Hey everyone,
I initially made FlightBot as a weekend project to explore the bot space. As a pilot, I've always found it cumbersome to look up information for specific airports--it's either buried in bloated apps or on websites designed in the 1990s. I thought a chatbot would be a great medium for this kind of text-heavy information!
The bot is useful for drone pilots and non-pilots too! Drone pilots can easily look up FAA NOTAMs (important notices) around the areas they fly, or schedule a daily briefing to be texted to them. FlightBot can send you things like doppler radar (in GIF form, naturally) for your area, flight delays for major airports, webcams, or even airport restaurant recommendations.
I focused on trying to make the bot handle natural conversation as fluidly as possible and give it a little personality. You just need to give it an IATA or ICAO airport code (e.g., SFO, SEA, ORD, LHR, etc.) and it'll take care of the rest!
Would love to hear your feedback and I'll be here answering any questions!
Thanks for the hunt @__tosh!
@mironv@__tosh I tried it out and I love how it can cleverly respond to some basic conversational inputs. I'm wondering if you have any data on how often your users are trying to engage in human-like conversations with FlightBot? I'd be curious to know if early adopters are treating bots as command-line tools or as human-like agents.
@hmachalani The data surprised me a little in that I'm seeing questions with way more sentence fragments than when chatting with a real person. For example, more often people will say "weather jfk now" vs. "what's the weather at jfk?". While Messenger's Quick Replies feature is handy in that it facilitates discovery, I think it encourage a bit of this fragmented talk.
That said, when FlightBot replies with info, I see a lot more human replies like "thanks" and "this is awesome" or a follow-up question. People will also say the usual bot stuff: "I love you", "what can you do", "tell me a joke", etc. that I think is important to handle.
@mironv great analysis on how the quick replies might encourage fragmented talk. An interesting experiment might be to replace single word "cmd-line-like" quick replies with full sentence replies. For instance, if you say "Hello" to FlightBot, you'll currently get a couple of single-word commands such as "Radar", "Food" and "TAF" through the Quick Reply UX. As you called out, I think these single-word commands are teaching users to use the bot in a command-like fashion.
Maybe if you replaced those for more conversational-like inputs such as "Get me the radar for SEA" or "I need the TAF for YUL" or "What's good food near SEA" - you'll see a decrease in fragmented sentences? It's going to be harder to implement, but I'm wondering if it will directly change how users interact with your bot! If you do experiment with this, I'd love to see the results :D
@mironv awesome! Yeah I can see how that can be a challenge. Quartz has done some interesting quick replies that felt natural. It might be a good app/bot to study!
FlightBot can answer various questions around aviation. For example you can get area maps as well as information about delays at specific airports or even ask about your food options nearby. Your personal aviation assistant that is with you 24/7 and around the globe.

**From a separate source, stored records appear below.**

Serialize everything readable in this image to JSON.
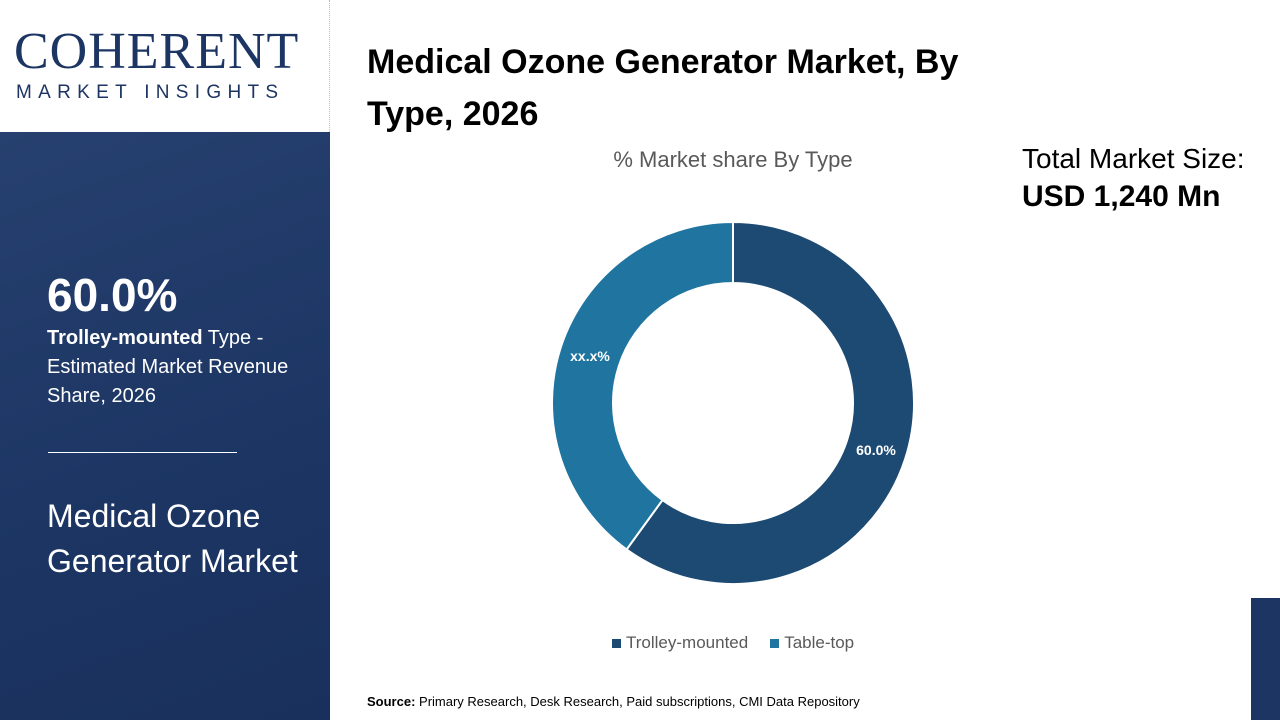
{
  "logo": {
    "line1": "COHERENT",
    "line2": "MARKET INSIGHTS"
  },
  "sidebar": {
    "highlight_value": "60.0%",
    "highlight_bold": "Trolley-mounted",
    "highlight_text": " Type - Estimated Market Revenue Share, 2026",
    "market_name": "Medical Ozone Generator Market"
  },
  "title": "Medical Ozone Generator Market, By Type, 2026",
  "total": {
    "label": "Total Market Size:",
    "value": "USD 1,240 Mn"
  },
  "source": {
    "label": "Source:",
    "text": " Primary Research, Desk Research, Paid subscriptions, CMI Data Repository"
  },
  "chart_data": {
    "type": "pie",
    "donut": true,
    "title": "% Market share By Type",
    "categories": [
      "Trolley-mounted",
      "Table-top"
    ],
    "values": [
      60.0,
      40.0
    ],
    "data_labels": [
      "60.0%",
      "xx.x%"
    ],
    "colors": [
      "#1d4a72",
      "#1f74a0"
    ],
    "legend": "bottom"
  }
}
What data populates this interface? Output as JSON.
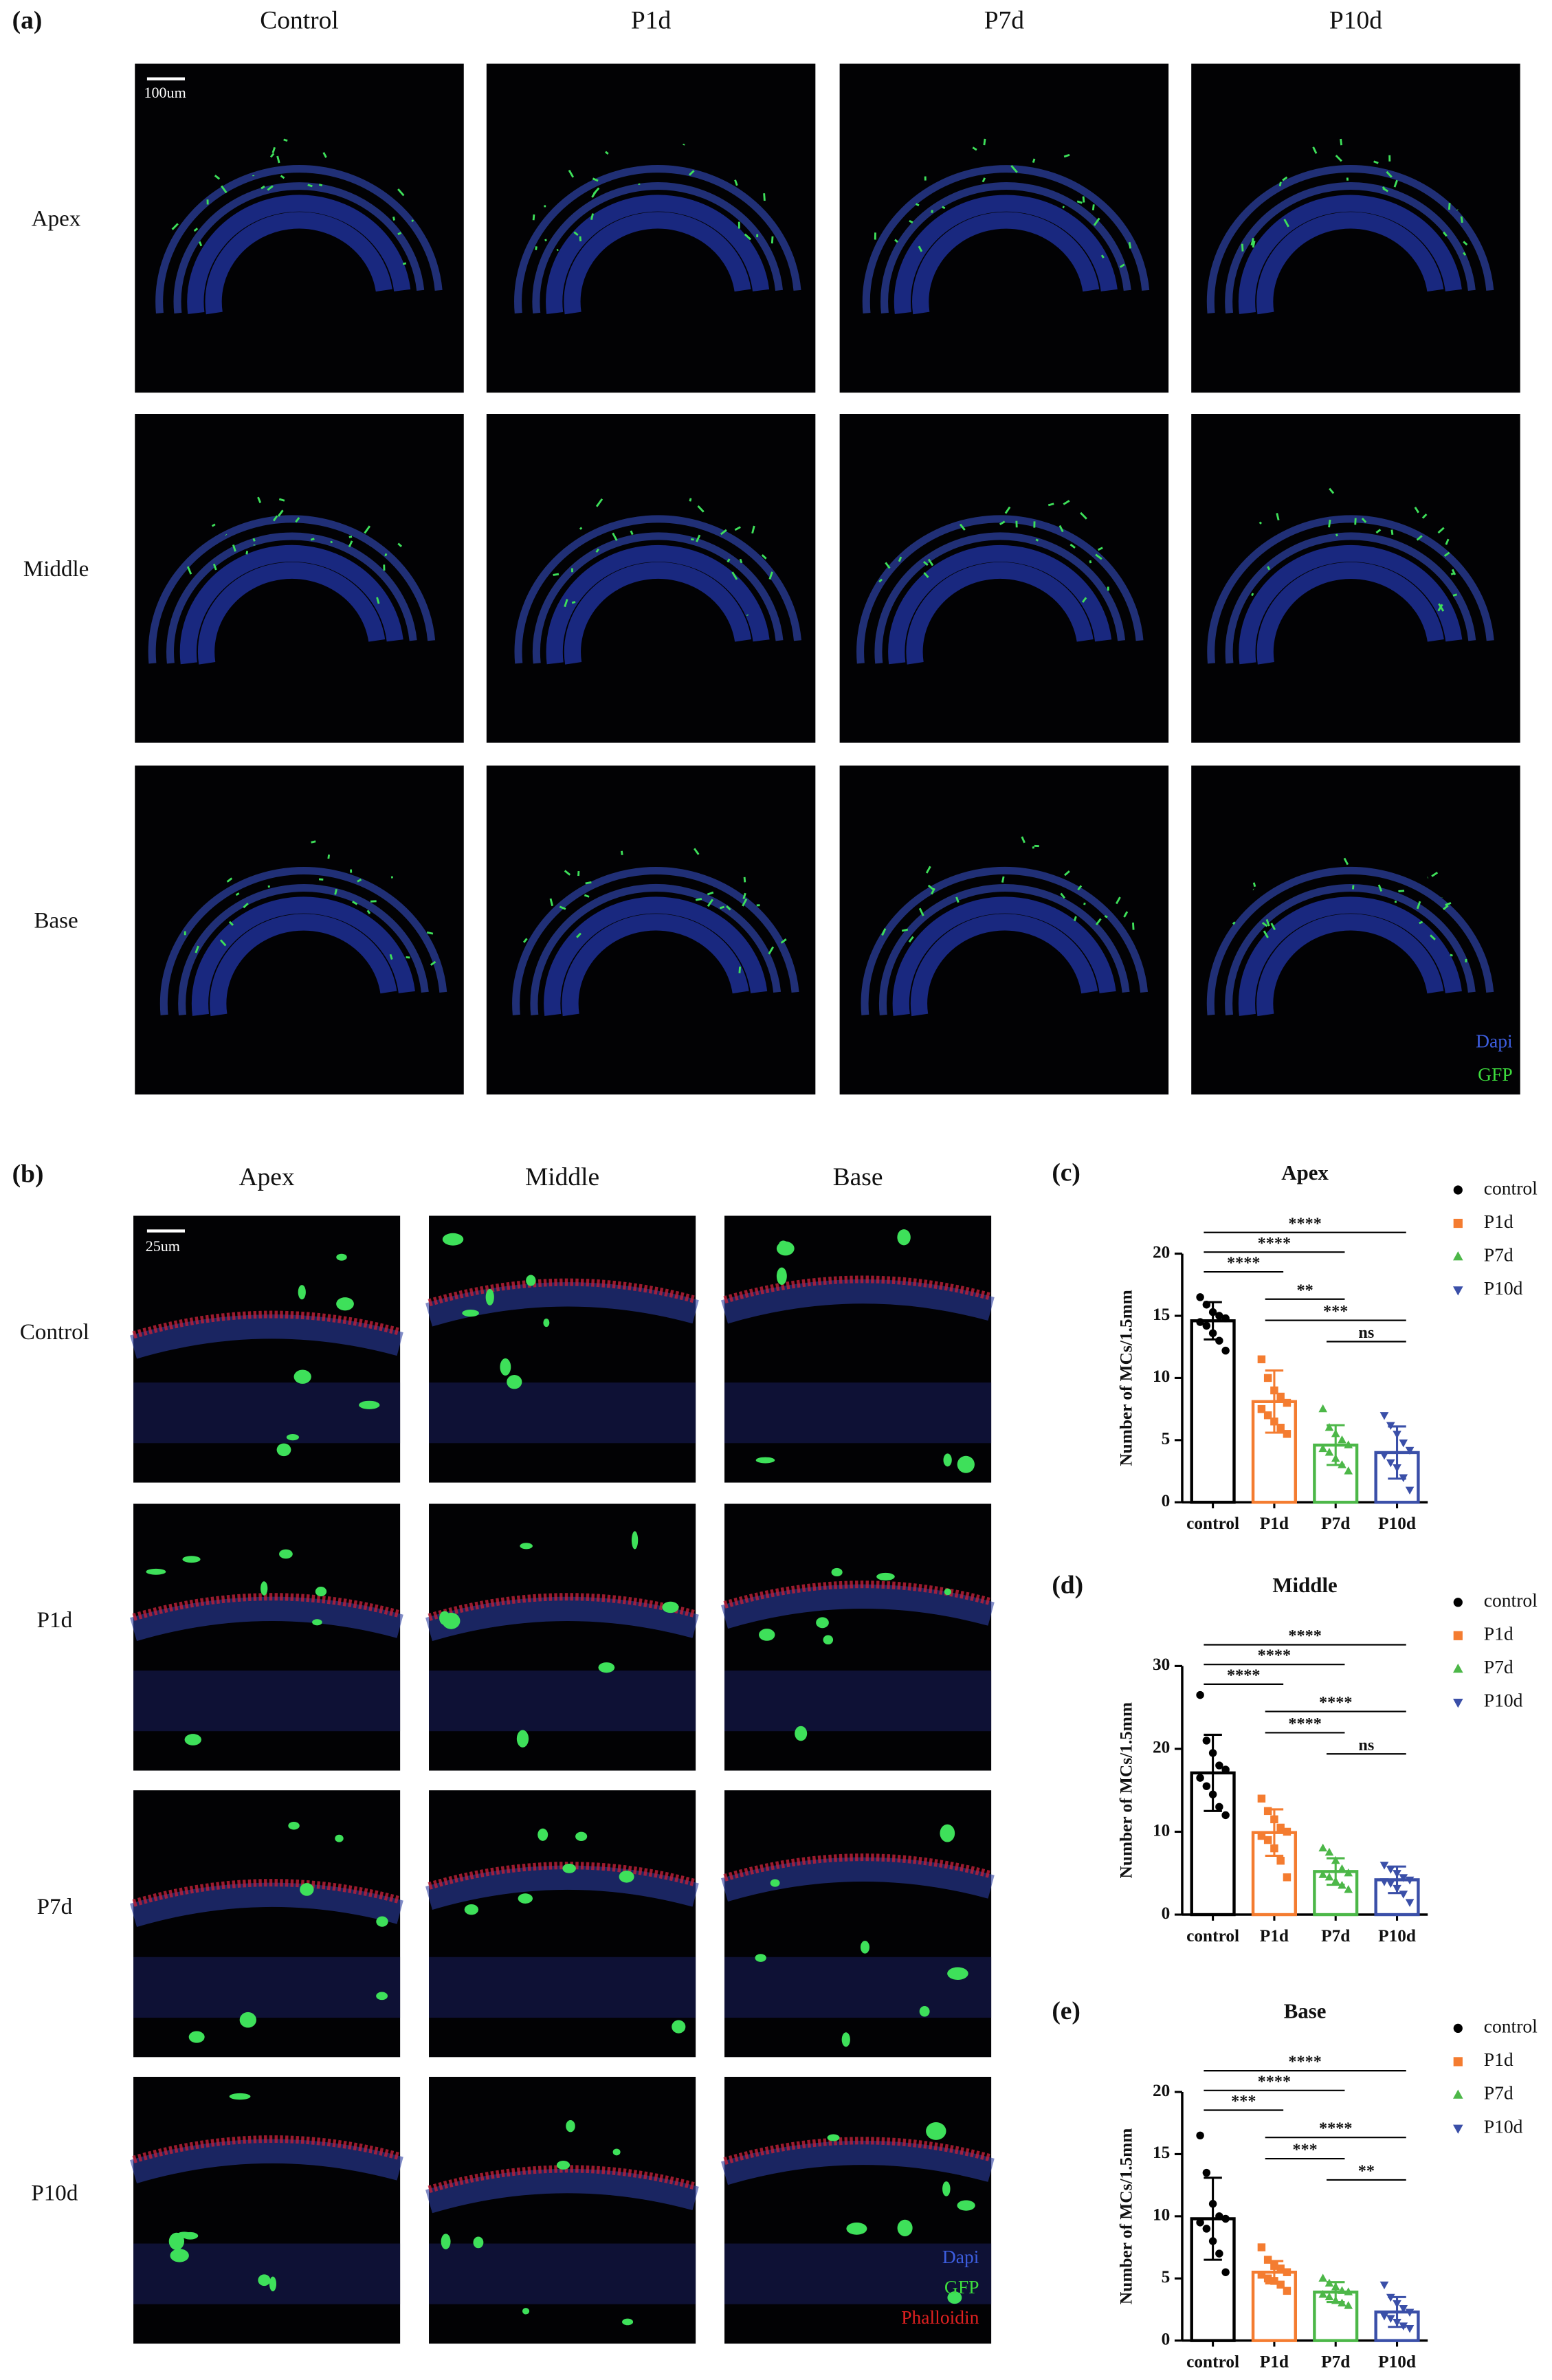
{
  "figure": {
    "panel_a": {
      "label": "(a)",
      "columns": [
        "Control",
        "P1d",
        "P7d",
        "P10d"
      ],
      "rows": [
        "Apex",
        "Middle",
        "Base"
      ],
      "scale_bar": "100um",
      "legend": [
        "Dapi",
        "GFP"
      ]
    },
    "panel_b": {
      "label": "(b)",
      "columns": [
        "Apex",
        "Middle",
        "Base"
      ],
      "rows": [
        "Control",
        "P1d",
        "P7d",
        "P10d"
      ],
      "scale_bar": "25um",
      "legend": [
        "Dapi",
        "GFP",
        "Phalloidin"
      ]
    }
  },
  "chart_data": [
    {
      "type": "bar",
      "label": "(c)",
      "title": "Apex",
      "ylabel": "Number of MCs/1.5mm",
      "categories": [
        "control",
        "P1d",
        "P7d",
        "P10d"
      ],
      "values": [
        14.6,
        8.1,
        4.6,
        4.0
      ],
      "errors": [
        1.5,
        2.5,
        1.6,
        2.1
      ],
      "points": [
        [
          16.5,
          15.9,
          15.3,
          15.0,
          14.8,
          14.5,
          14.2,
          13.6,
          13.0,
          12.2
        ],
        [
          11.5,
          10.0,
          9.0,
          8.5,
          8.0,
          7.5,
          7.0,
          6.5,
          6.0,
          5.5
        ],
        [
          7.5,
          6.0,
          5.5,
          5.0,
          4.6,
          4.3,
          4.0,
          3.5,
          3.0,
          2.5
        ],
        [
          7.0,
          6.2,
          5.5,
          4.8,
          4.2,
          3.8,
          3.2,
          2.8,
          2.0,
          1.0
        ]
      ],
      "colors": [
        "#000000",
        "#f47c30",
        "#4cb748",
        "#3a4fa8"
      ],
      "markers": [
        "circle",
        "square",
        "triangle-up",
        "triangle-down"
      ],
      "ylim": [
        0,
        20
      ],
      "yticks": [
        0,
        5,
        10,
        15,
        20
      ],
      "annotations": [
        {
          "text": "****",
          "between": [
            "control",
            "P10d"
          ]
        },
        {
          "text": "****",
          "between": [
            "control",
            "P7d"
          ]
        },
        {
          "text": "****",
          "between": [
            "control",
            "P1d"
          ]
        },
        {
          "text": "**",
          "between": [
            "P1d",
            "P7d"
          ]
        },
        {
          "text": "***",
          "between": [
            "P1d",
            "P10d"
          ]
        },
        {
          "text": "ns",
          "between": [
            "P7d",
            "P10d"
          ]
        }
      ]
    },
    {
      "type": "bar",
      "label": "(d)",
      "title": "Middle",
      "ylabel": "Number of MCs/1.5mm",
      "categories": [
        "control",
        "P1d",
        "P7d",
        "P10d"
      ],
      "values": [
        17.1,
        9.9,
        5.2,
        4.2
      ],
      "errors": [
        4.6,
        2.8,
        1.6,
        1.6
      ],
      "points": [
        [
          26.5,
          21.0,
          19.5,
          18.0,
          17.5,
          16.5,
          15.5,
          14.5,
          13.0,
          12.0
        ],
        [
          14.0,
          12.5,
          11.5,
          10.5,
          10.0,
          9.5,
          9.0,
          8.0,
          6.5,
          4.5
        ],
        [
          8.0,
          7.5,
          6.5,
          5.5,
          5.0,
          4.8,
          4.5,
          4.0,
          3.5,
          3.0
        ],
        [
          6.0,
          5.5,
          5.0,
          4.5,
          4.2,
          4.0,
          3.8,
          3.2,
          2.5,
          1.5
        ]
      ],
      "colors": [
        "#000000",
        "#f47c30",
        "#4cb748",
        "#3a4fa8"
      ],
      "markers": [
        "circle",
        "square",
        "triangle-up",
        "triangle-down"
      ],
      "ylim": [
        0,
        30
      ],
      "yticks": [
        0,
        10,
        20,
        30
      ],
      "annotations": [
        {
          "text": "****",
          "between": [
            "control",
            "P10d"
          ]
        },
        {
          "text": "****",
          "between": [
            "control",
            "P7d"
          ]
        },
        {
          "text": "****",
          "between": [
            "control",
            "P1d"
          ]
        },
        {
          "text": "****",
          "between": [
            "P1d",
            "P10d"
          ]
        },
        {
          "text": "****",
          "between": [
            "P1d",
            "P7d"
          ]
        },
        {
          "text": "ns",
          "between": [
            "P7d",
            "P10d"
          ]
        }
      ]
    },
    {
      "type": "bar",
      "label": "(e)",
      "title": "Base",
      "ylabel": "Number of MCs/1.5mm",
      "categories": [
        "control",
        "P1d",
        "P7d",
        "P10d"
      ],
      "values": [
        9.8,
        5.5,
        3.9,
        2.3
      ],
      "errors": [
        3.3,
        0.9,
        0.8,
        1.2
      ],
      "points": [
        [
          16.5,
          13.5,
          11.0,
          10.0,
          9.8,
          9.5,
          9.0,
          8.0,
          7.0,
          5.5
        ],
        [
          7.5,
          6.5,
          6.0,
          5.8,
          5.5,
          5.3,
          5.0,
          4.8,
          4.5,
          4.0
        ],
        [
          5.0,
          4.6,
          4.3,
          4.0,
          3.9,
          3.7,
          3.5,
          3.2,
          3.0,
          2.8
        ],
        [
          4.5,
          3.5,
          3.0,
          2.6,
          2.3,
          2.0,
          1.8,
          1.5,
          1.2,
          1.0
        ]
      ],
      "colors": [
        "#000000",
        "#f47c30",
        "#4cb748",
        "#3a4fa8"
      ],
      "markers": [
        "circle",
        "square",
        "triangle-up",
        "triangle-down"
      ],
      "ylim": [
        0,
        20
      ],
      "yticks": [
        0,
        5,
        10,
        15,
        20
      ],
      "annotations": [
        {
          "text": "****",
          "between": [
            "control",
            "P10d"
          ]
        },
        {
          "text": "****",
          "between": [
            "control",
            "P7d"
          ]
        },
        {
          "text": "***",
          "between": [
            "control",
            "P1d"
          ]
        },
        {
          "text": "****",
          "between": [
            "P1d",
            "P10d"
          ]
        },
        {
          "text": "***",
          "between": [
            "P1d",
            "P7d"
          ]
        },
        {
          "text": "**",
          "between": [
            "P7d",
            "P10d"
          ]
        }
      ]
    }
  ]
}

https://www.facebook.com/flightb...
Miron - thanks for creating a great flightbot! I have used it few times and really liked it. I have launched a digital travel assistant - Instalocate which also helps passengers in tracking flights. Please check out our PH link - https://www.producthunt.com/tech....
@ankur10 This looks awesome, great concept! Flight tracking is something I've been wanting in bot form but didn't feel like would align well with the goals of FlightBot so I'm glad someone took that on.